Artist's book reproducing Gary Panter's sketchbook from Summer 1983.
It features the essential of the artist's influences and themes: B-movies posters, comics characters, monsters and punks…
Published following the artist's exhibition at Le Magasin, Grenoble, in 2000.
Gary Panter (born 1950 in Oklahoma, lives and works in Brooklyn) studied painting at the East Texas State University and moved to Los Angeles in 1977. In L.A. he worked on multiple fronts, including painting, design, comics, and commercial imagery, establishing a pattern of creating across traditional boundaries, and in multiple media, that endures to this day. In the late 1970s he exhibited his first major suite of paintings and drew posters and fliers for the likes of The Germs and The Screamers. He also began a long association with the various incarnations of Pee-wee Herman, as well as creating the early adventures of his punk/nuclear/hillbilly alter ego, Jimbo.

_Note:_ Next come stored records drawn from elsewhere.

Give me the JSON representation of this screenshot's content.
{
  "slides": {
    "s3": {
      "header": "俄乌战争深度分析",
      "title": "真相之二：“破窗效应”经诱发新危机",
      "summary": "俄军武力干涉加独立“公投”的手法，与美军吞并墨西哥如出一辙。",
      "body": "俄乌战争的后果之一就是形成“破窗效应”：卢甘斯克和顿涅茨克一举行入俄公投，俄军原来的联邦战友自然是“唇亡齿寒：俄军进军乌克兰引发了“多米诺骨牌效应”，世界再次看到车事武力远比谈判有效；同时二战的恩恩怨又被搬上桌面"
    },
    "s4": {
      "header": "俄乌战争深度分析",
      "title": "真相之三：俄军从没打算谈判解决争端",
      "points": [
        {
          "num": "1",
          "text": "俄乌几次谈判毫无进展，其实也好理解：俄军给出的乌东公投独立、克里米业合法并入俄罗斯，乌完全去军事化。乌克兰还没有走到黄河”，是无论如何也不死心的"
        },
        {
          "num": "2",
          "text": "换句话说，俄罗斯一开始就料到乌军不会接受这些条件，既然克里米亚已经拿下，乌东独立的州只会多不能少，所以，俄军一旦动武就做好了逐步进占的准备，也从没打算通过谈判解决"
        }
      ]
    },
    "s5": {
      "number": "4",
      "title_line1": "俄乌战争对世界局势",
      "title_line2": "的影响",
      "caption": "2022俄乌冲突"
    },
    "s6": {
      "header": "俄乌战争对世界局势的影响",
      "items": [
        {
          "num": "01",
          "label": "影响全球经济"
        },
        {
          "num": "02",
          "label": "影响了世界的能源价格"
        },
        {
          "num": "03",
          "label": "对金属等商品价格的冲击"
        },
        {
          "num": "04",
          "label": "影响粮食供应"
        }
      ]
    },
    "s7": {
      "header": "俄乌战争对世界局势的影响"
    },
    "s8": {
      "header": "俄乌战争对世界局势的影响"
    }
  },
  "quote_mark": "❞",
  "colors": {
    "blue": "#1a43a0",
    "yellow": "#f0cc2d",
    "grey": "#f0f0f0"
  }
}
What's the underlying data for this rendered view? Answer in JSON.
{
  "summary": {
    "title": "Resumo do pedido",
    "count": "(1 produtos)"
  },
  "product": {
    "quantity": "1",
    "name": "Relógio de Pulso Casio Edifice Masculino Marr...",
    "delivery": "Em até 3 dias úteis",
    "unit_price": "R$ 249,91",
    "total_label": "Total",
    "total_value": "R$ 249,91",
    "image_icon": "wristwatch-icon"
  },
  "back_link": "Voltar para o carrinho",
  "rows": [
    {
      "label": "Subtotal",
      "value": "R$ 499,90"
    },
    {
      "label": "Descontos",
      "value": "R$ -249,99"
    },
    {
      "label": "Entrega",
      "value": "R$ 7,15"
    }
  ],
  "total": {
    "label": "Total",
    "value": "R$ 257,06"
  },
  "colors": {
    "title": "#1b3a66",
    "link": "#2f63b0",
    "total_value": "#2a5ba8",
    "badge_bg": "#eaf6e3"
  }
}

In 1980 Gary published The Rozz-Tox Manifesto, a highly influential document that directed his generation to infiltrate the mainstream with underground ideas and culture. More recently, he has collaborated with Joshua White, and the duo has mounted lightshows at the Hirschhorn Museum in Washington, D.C. and at New York's Anthology Film Archives. In 2006-2007, Gary was a featured artist in the touring exhibition, Masters of American Comics. His paintings and drawings have recently been exhibited at Dunn and Brown, Dallas and Clementine Gallery, New York. In 2008, Gary was the subject of a one-man show at the Aldrich Contemporary Art Museum. Gary has won numerous awards, including three Emmy Awards and the 2000 Chrysler Award for Design Excellence.